Fathom Optics’ Light Field Technology Software Adds Motion & Dimension, Easy as Spot Color

Every once in a while, something comes along that is so different, it makes things interesting again.

Examples in the flexographic industry include laser-engraved ceramic anilox rollers, as well as plates moving to photopolymer and then to flat top dots.

Similarly, embellishments have undergone the same evolutionary process:

  • Color is no longer sufficient to capture engagement on its own
  • Tactile varnishes and holographic coatings capture consumer attention on the shelf
  • Lenticular lenses continually push for acceptance in the marketplace but their cost, thickness, complexity of design and printing, and incompatibility with many substrates repeatedly knock them out of consideration

But a completely new technology has entered the embellishment arena. Fathom Optics was founded in 2015 out of doctoral research projects by Tom Baran and Matthew Hirsch at MIT. The company has created software that uses light field technology to create the motion and depth effects of lenticular lenses and holograms.

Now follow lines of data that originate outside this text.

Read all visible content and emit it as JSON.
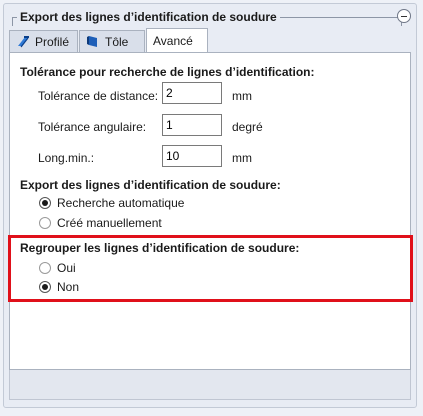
{
  "group": {
    "title": "Export des lignes d’identification de soudure"
  },
  "tabs": [
    {
      "label": "Profilé",
      "icon": "profile-icon"
    },
    {
      "label": "Tôle",
      "icon": "sheet-metal-icon"
    },
    {
      "label": "Avancé",
      "icon": ""
    }
  ],
  "tolerance": {
    "title": "Tolérance pour recherche de lignes d’identification:",
    "rows": [
      {
        "label": "Tolérance de distance:",
        "value": "2",
        "unit": "mm"
      },
      {
        "label": "Tolérance angulaire:",
        "value": "1",
        "unit": "degré"
      },
      {
        "label": "Long.min.:",
        "value": "10",
        "unit": "mm"
      }
    ]
  },
  "export": {
    "title": "Export des lignes d’identification de soudure:",
    "options": [
      {
        "label": "Recherche automatique",
        "checked": true
      },
      {
        "label": "Créé manuellement",
        "checked": false
      }
    ]
  },
  "group_lines": {
    "title": "Regrouper les lignes d’identification de soudure:",
    "options": [
      {
        "label": "Oui",
        "checked": false
      },
      {
        "label": "Non",
        "checked": true
      }
    ]
  },
  "colors": {
    "highlight": "#e0101a",
    "accent": "#1e6fd0"
  }
}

What is unique is that light fields don’t require any additional consumables in the printing process beyond what is already used for many label and packaging constructions. This lower cost enables access for brands at all levels.

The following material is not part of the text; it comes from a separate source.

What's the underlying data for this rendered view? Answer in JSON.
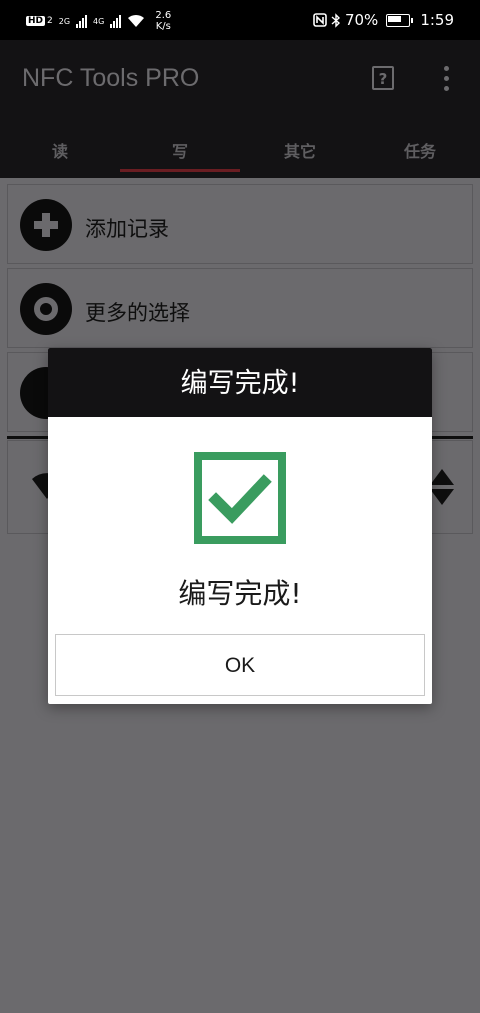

You can see examples of Fathom Effects on the belly band that accompanies this issue of FLEXO Magazine. It was printed just weeks after FTA selected Fathom’s Light Field Technology Software as a recipient of its 2021 Technical Innovation Award in the Prepress/Graphics category.

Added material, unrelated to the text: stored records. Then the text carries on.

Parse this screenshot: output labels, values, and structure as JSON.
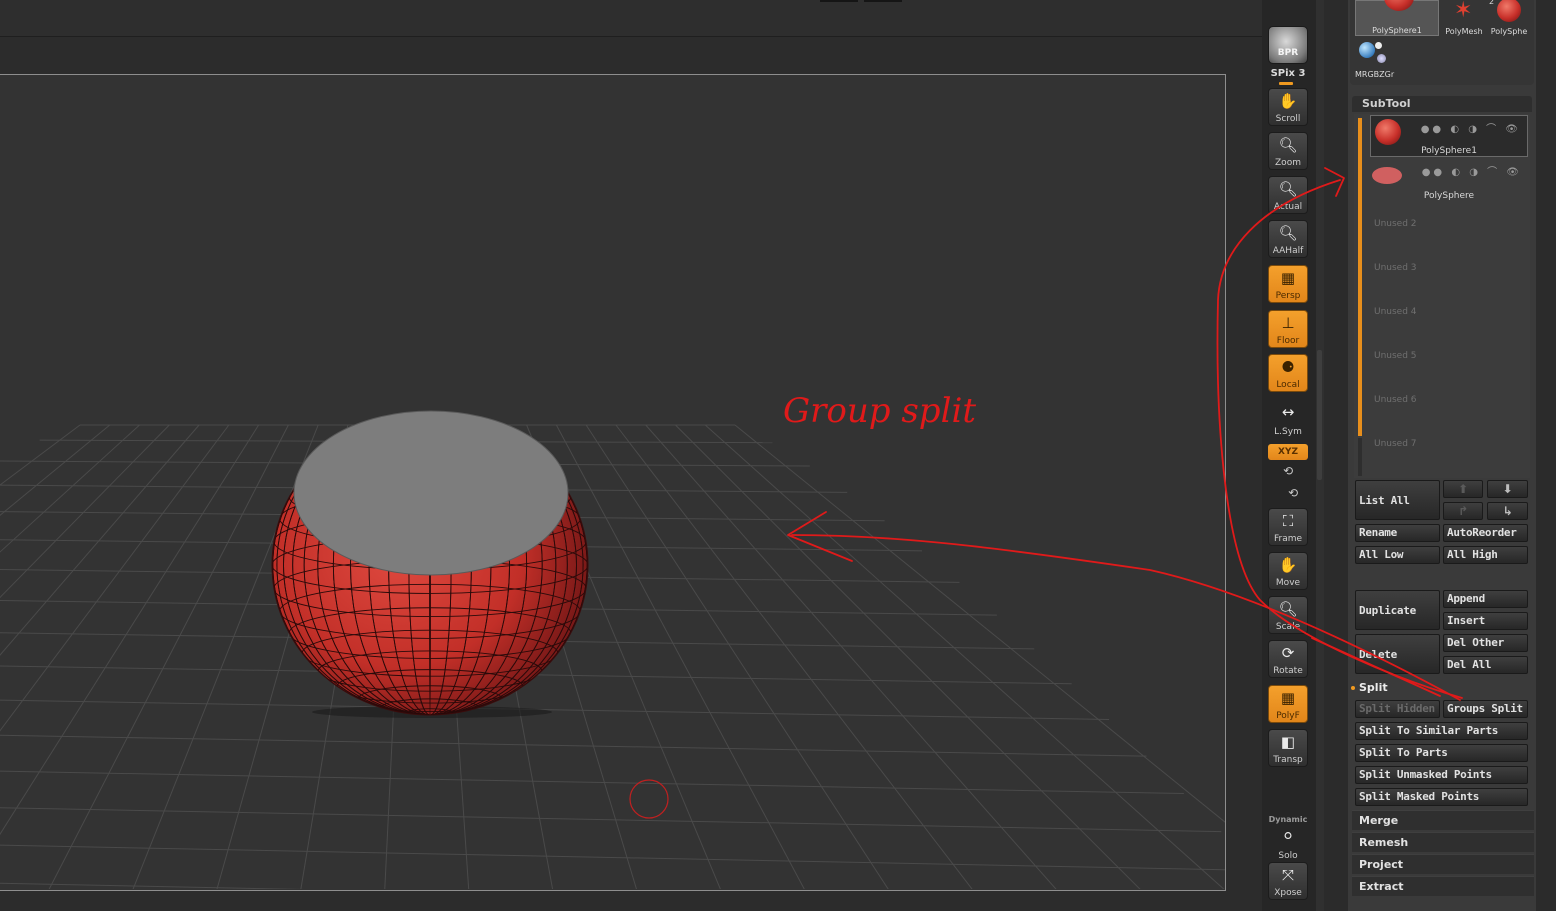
{
  "tool_palette": {
    "thumbs": [
      {
        "label": "PolySphere1",
        "icon": "polysphere-thumbnail-icon"
      },
      {
        "label": "PolyMesh",
        "icon": "polymesh-star-icon"
      },
      {
        "label": "PolySphe",
        "icon": "polysphere-small-icon",
        "badge": "2"
      },
      {
        "label": "MRGBZGr",
        "icon": "mrgbzgrabber-icon"
      }
    ]
  },
  "shelf": {
    "bpr": "BPR",
    "spix": "SPix 3",
    "buttons": [
      {
        "label": "Scroll",
        "icon": "hand-icon",
        "active": false
      },
      {
        "label": "Zoom",
        "icon": "magnifier-icon",
        "active": false
      },
      {
        "label": "Actual",
        "icon": "magnifier-actual-icon",
        "active": false
      },
      {
        "label": "AAHalf",
        "icon": "magnifier-aahalf-icon",
        "active": false
      },
      {
        "label": "Persp",
        "icon": "perspective-grid-icon",
        "active": true
      },
      {
        "label": "Floor",
        "icon": "floor-icon",
        "active": true
      },
      {
        "label": "Local",
        "icon": "local-transform-icon",
        "active": true
      },
      {
        "label": "L.Sym",
        "icon": "local-symmetry-icon",
        "active": false
      },
      {
        "label": "Frame",
        "icon": "frame-icon",
        "active": false
      },
      {
        "label": "Move",
        "icon": "move-hand-icon",
        "active": false
      },
      {
        "label": "Scale",
        "icon": "scale-icon",
        "active": false
      },
      {
        "label": "Rotate",
        "icon": "rotate-icon",
        "active": false
      },
      {
        "label": "PolyF",
        "icon": "polyframe-icon",
        "active": true
      },
      {
        "label": "Transp",
        "icon": "transparency-icon",
        "active": false
      },
      {
        "label": "Solo",
        "icon": "solo-icon",
        "active": false
      },
      {
        "label": "Xpose",
        "icon": "xpose-icon",
        "active": false
      }
    ],
    "xyz": "XYZ",
    "dynamic": "Dynamic"
  },
  "subtool": {
    "title": "SubTool",
    "items": [
      {
        "name": "PolySphere1",
        "selected": true
      },
      {
        "name": "PolySphere",
        "selected": false
      }
    ],
    "unused": [
      "Unused 2",
      "Unused 3",
      "Unused 4",
      "Unused 5",
      "Unused 6",
      "Unused 7"
    ],
    "list_all": "List All",
    "rename": "Rename",
    "autoreorder": "AutoReorder",
    "all_low": "All Low",
    "all_high": "All High",
    "duplicate": "Duplicate",
    "append": "Append",
    "insert": "Insert",
    "delete": "Delete",
    "del_other": "Del Other",
    "del_all": "Del All"
  },
  "split": {
    "label": "Split",
    "split_hidden": "Split Hidden",
    "groups_split": "Groups Split",
    "similar": "Split To Similar Parts",
    "parts": "Split To Parts",
    "unmasked": "Split Unmasked Points",
    "masked": "Split Masked Points"
  },
  "sections": [
    "Merge",
    "Remesh",
    "Project",
    "Extract"
  ],
  "annotation": {
    "text": "Group split",
    "color": "#e01a1a"
  },
  "colors": {
    "accent_orange": "#e88f1c",
    "mesh_red": "#c8302a",
    "cap_gray": "#7d7d7d"
  }
}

Fathom Optics Weiss BellyBandPic-Designer01
Fathom designer Niko Arranz works on the belly band design in Adobe Illustrator.
All photos courtesy of Fathom Optics

Baran, Fathom’s CEO, expresses pride in receiving the honor: “This award recognizes that we are on the right path in our mission to help narrow web converters add revolutionary motion graphic capabilities to their offerings, using the equipment, materials and ink that they’re already working with.”